Евангелие от Максима28
Повесть «Мать» – одно из самых слабых в художественном отношении и самых загадочных с точки зрения творческой судьбы произведений Горького. Таким образом, сотворив из этой повести своего рода культовую для «социалистического реализма» вещь, коммунистические идеологи совершили двойную ошибку. И в художественном и в смысловом планах «Мать» является произведением невнятным даже для взрослого читателя, не говоря о школьниках, которым навязывалась эта повесть в советских учебных программах.
Сам Горький прекрасно знал цену этой повести и не слишком высоко ее ставил. Тем не менее, если «вынуть» «Мать» из творчества Горького, обнажится серьезная пустота и многое в судьбе Горького станет непонятным. Дело в том, что «Мать» – это единственная (и провалившаяся) попытка написать новое евангелие, евангелие для пролетариата.
Дореволюционная критика догадалась об этом сразу, да и мудрено было не догадаться. Ведь «Мать» писалась Горьким в расчете на пусть и образованных, но все же простых рабочих. Для них, крещенных, воспитанных в православной вере, с детства ходивших в местную церковь в какой-нибудь из рабочих слобод и уже потому знавших евангельский текст, была
Только «погрузив» «Мать» в евангельский контекст, можно понять, зачем Павел Власов однажды приносит в дом картину с христианским сюжетом.
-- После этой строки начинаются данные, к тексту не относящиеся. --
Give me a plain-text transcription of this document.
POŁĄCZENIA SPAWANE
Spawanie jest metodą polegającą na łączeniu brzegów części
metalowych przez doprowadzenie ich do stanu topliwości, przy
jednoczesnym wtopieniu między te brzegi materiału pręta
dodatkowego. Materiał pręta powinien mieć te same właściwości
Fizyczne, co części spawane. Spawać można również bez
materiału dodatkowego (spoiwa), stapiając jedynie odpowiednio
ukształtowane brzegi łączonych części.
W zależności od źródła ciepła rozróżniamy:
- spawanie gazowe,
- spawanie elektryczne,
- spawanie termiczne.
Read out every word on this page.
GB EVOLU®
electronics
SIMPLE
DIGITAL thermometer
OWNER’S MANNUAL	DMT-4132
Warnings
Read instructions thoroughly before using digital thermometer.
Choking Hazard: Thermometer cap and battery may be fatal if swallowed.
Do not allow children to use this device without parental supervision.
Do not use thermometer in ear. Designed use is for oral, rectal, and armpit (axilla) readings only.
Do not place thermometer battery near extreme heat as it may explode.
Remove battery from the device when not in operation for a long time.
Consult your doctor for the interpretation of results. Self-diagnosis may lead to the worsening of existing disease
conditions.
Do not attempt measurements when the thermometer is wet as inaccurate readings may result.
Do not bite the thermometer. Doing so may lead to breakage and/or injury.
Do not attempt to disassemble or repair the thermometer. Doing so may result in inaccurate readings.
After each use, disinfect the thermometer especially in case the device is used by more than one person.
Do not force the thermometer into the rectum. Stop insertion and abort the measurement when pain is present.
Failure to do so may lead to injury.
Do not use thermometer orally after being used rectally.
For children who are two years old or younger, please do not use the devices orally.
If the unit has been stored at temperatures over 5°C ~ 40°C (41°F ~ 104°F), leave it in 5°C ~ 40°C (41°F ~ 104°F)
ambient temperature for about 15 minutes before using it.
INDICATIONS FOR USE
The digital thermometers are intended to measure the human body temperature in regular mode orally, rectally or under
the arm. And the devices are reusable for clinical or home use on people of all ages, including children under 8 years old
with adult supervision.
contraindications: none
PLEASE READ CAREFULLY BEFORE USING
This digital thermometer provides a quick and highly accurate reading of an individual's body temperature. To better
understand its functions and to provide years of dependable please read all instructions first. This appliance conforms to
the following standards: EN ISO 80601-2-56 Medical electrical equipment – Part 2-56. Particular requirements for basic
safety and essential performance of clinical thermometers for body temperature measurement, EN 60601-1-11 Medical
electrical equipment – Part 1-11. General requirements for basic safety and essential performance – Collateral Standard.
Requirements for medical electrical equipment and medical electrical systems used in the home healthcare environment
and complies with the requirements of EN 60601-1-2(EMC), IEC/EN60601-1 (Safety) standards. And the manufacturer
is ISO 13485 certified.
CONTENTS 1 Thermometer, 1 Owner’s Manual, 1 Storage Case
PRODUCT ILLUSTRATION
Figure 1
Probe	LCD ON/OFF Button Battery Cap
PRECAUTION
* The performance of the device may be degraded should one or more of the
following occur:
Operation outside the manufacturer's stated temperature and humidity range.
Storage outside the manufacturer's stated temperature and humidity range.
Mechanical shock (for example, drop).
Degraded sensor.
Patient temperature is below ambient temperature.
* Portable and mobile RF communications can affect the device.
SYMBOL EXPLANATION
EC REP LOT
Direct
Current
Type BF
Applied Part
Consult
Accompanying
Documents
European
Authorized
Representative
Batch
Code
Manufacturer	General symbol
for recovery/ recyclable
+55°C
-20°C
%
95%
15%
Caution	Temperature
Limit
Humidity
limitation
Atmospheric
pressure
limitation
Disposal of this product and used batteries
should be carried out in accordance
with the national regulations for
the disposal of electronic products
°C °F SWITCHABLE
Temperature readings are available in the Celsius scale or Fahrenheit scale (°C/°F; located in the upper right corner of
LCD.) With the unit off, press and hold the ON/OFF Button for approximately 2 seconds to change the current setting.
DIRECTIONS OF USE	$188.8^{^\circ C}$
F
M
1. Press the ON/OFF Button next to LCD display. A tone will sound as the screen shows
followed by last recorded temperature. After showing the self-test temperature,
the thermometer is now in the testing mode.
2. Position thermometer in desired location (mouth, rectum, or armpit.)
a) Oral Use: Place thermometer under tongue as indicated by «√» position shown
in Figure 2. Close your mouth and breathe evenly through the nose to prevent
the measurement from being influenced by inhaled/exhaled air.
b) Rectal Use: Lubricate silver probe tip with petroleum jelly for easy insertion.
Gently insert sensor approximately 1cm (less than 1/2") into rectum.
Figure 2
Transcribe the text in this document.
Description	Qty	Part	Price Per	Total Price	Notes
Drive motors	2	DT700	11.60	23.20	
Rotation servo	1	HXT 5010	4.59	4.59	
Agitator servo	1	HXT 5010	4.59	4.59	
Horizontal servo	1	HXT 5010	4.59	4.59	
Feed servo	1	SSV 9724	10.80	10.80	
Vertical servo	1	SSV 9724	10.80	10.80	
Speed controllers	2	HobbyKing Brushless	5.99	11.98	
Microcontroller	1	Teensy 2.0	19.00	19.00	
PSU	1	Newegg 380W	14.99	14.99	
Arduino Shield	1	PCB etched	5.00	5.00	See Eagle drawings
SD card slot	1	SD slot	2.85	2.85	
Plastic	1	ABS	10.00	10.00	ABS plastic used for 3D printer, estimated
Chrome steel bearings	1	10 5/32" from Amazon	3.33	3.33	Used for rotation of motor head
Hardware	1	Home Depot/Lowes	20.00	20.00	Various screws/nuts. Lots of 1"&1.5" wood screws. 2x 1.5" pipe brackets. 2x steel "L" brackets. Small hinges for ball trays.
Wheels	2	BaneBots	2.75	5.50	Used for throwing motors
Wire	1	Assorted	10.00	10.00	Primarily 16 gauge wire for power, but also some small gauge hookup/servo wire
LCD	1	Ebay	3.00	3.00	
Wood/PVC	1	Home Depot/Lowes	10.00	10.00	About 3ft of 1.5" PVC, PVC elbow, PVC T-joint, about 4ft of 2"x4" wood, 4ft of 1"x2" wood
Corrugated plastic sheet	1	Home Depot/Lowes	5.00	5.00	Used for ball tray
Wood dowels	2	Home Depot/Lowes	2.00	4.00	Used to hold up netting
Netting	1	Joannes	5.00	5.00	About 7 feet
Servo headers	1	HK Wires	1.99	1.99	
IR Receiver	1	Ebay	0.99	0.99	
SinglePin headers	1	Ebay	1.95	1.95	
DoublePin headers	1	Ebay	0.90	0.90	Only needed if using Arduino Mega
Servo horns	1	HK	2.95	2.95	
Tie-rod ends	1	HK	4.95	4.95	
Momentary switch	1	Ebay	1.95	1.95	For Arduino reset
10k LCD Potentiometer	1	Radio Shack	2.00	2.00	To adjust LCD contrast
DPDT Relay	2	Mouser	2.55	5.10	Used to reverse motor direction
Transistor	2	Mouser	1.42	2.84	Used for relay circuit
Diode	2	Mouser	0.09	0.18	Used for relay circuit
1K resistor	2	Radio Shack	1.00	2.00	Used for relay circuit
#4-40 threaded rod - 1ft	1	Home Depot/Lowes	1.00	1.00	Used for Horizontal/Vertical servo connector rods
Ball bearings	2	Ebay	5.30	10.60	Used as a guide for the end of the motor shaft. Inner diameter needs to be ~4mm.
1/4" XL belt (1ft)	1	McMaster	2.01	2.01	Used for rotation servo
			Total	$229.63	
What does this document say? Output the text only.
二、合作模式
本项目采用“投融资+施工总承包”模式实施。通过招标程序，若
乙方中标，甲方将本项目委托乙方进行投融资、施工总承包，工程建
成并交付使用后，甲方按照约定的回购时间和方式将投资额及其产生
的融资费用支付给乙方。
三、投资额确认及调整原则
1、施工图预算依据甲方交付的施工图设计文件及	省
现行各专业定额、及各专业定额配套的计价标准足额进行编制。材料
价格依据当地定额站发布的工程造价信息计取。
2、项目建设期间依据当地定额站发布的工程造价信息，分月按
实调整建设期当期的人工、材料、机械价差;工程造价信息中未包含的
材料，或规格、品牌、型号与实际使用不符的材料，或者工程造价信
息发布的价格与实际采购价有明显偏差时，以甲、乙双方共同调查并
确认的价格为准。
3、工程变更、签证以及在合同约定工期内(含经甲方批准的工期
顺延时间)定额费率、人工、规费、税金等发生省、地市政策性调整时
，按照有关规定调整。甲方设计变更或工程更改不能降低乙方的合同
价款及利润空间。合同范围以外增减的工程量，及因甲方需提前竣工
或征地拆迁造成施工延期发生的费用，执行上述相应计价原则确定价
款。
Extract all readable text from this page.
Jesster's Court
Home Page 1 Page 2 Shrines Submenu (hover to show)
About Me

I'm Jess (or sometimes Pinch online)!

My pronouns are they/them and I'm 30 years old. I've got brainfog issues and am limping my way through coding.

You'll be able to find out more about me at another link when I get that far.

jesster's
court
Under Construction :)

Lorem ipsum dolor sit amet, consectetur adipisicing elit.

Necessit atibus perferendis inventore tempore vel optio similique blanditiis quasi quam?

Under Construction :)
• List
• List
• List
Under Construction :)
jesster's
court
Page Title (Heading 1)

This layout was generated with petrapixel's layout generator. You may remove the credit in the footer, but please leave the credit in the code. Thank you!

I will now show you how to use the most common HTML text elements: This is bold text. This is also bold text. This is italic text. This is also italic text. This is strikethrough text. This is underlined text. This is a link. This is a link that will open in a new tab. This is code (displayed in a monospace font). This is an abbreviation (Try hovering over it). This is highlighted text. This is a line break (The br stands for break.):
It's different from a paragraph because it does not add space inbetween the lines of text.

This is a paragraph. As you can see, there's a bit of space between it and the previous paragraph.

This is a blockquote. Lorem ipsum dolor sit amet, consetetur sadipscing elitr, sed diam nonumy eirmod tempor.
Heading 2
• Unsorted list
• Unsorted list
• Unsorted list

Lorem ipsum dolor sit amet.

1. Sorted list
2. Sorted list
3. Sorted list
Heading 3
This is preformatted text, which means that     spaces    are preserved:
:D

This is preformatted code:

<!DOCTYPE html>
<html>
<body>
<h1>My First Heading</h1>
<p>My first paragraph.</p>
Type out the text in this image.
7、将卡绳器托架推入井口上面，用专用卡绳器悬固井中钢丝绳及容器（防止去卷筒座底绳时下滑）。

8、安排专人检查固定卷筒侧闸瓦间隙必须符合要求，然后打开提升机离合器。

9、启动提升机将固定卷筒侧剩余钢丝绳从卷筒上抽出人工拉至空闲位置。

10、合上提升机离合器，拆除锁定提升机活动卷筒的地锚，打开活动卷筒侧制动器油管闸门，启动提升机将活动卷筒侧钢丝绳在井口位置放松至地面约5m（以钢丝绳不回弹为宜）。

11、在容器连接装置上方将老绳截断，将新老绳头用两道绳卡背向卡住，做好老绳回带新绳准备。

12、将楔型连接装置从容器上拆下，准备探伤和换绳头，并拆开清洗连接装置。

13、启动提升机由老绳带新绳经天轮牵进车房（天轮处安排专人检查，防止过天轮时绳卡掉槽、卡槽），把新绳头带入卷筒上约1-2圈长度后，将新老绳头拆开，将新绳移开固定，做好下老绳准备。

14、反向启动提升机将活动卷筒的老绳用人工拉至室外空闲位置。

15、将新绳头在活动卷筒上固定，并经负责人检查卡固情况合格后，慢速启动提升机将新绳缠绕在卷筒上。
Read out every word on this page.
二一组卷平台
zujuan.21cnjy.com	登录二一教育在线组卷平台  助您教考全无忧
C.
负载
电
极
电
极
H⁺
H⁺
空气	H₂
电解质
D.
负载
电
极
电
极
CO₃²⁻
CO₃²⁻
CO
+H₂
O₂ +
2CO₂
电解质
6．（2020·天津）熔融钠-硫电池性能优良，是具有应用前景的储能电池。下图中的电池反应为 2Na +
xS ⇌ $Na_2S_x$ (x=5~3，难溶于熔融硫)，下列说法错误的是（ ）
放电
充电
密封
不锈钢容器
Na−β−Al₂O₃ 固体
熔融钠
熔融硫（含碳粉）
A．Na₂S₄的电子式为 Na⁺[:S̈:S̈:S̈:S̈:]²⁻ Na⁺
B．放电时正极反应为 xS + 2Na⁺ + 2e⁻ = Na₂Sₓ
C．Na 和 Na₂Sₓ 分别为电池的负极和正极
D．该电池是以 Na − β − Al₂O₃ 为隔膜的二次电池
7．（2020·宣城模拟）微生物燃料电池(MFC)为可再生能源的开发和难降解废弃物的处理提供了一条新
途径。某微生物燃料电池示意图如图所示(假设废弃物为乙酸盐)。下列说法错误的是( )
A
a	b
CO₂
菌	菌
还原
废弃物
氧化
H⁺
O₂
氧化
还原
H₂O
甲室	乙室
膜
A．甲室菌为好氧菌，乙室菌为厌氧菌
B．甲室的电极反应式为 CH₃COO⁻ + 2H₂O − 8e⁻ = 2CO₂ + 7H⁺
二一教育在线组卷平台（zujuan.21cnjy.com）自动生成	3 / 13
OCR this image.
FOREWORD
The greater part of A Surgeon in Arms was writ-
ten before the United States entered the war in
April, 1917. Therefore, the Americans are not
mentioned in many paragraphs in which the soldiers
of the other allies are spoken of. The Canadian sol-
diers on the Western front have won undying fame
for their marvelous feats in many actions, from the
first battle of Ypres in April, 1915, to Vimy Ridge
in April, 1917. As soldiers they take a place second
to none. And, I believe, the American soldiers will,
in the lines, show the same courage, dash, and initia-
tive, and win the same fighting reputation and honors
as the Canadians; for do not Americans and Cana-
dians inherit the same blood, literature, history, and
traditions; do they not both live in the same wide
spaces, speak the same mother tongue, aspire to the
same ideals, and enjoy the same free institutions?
«Однажды он принес и повесил на стенку картину – трое людей, разговаривая, шли куда-то легко и бодро.
– Это воскресший Христос идет в Эммаус! – объяснил Павел.
Матери понравилась картина, но она подумала: «Христа почитаешь, а в церковь не ходишь…»
Кто эти трое людей? Дореволюционный читатель не нуждался в дополнительных объяснениях. Сюжет «Христос на пути в Эммаус» использовался многими художниками и был известен всякому образованному рабочему. Кроме Христа на картине двое его учеников, один из них – по имени Клеопа. Христос уже распят, и жители Иерусалима уже знают о чудесном исчезновении Его тела из гроба и о явлении возле гроба Ангела, который возвестил о Его Воскресении. Явившись своим ученикам в виде простого путника, Христос сделал так, чтобы они не узнали Его. Он стал расспрашивать их о случившемся в Иерусалиме. Ученики удивлены, ибо об исчезновении тела Христа говорит весь город. Они рассказывают Иисусу его собственную историю. Из их рассказа Христос понимает, что даже ученики Его так и не верят до конца в Божественность Его происхождения и в чудо Воскресения.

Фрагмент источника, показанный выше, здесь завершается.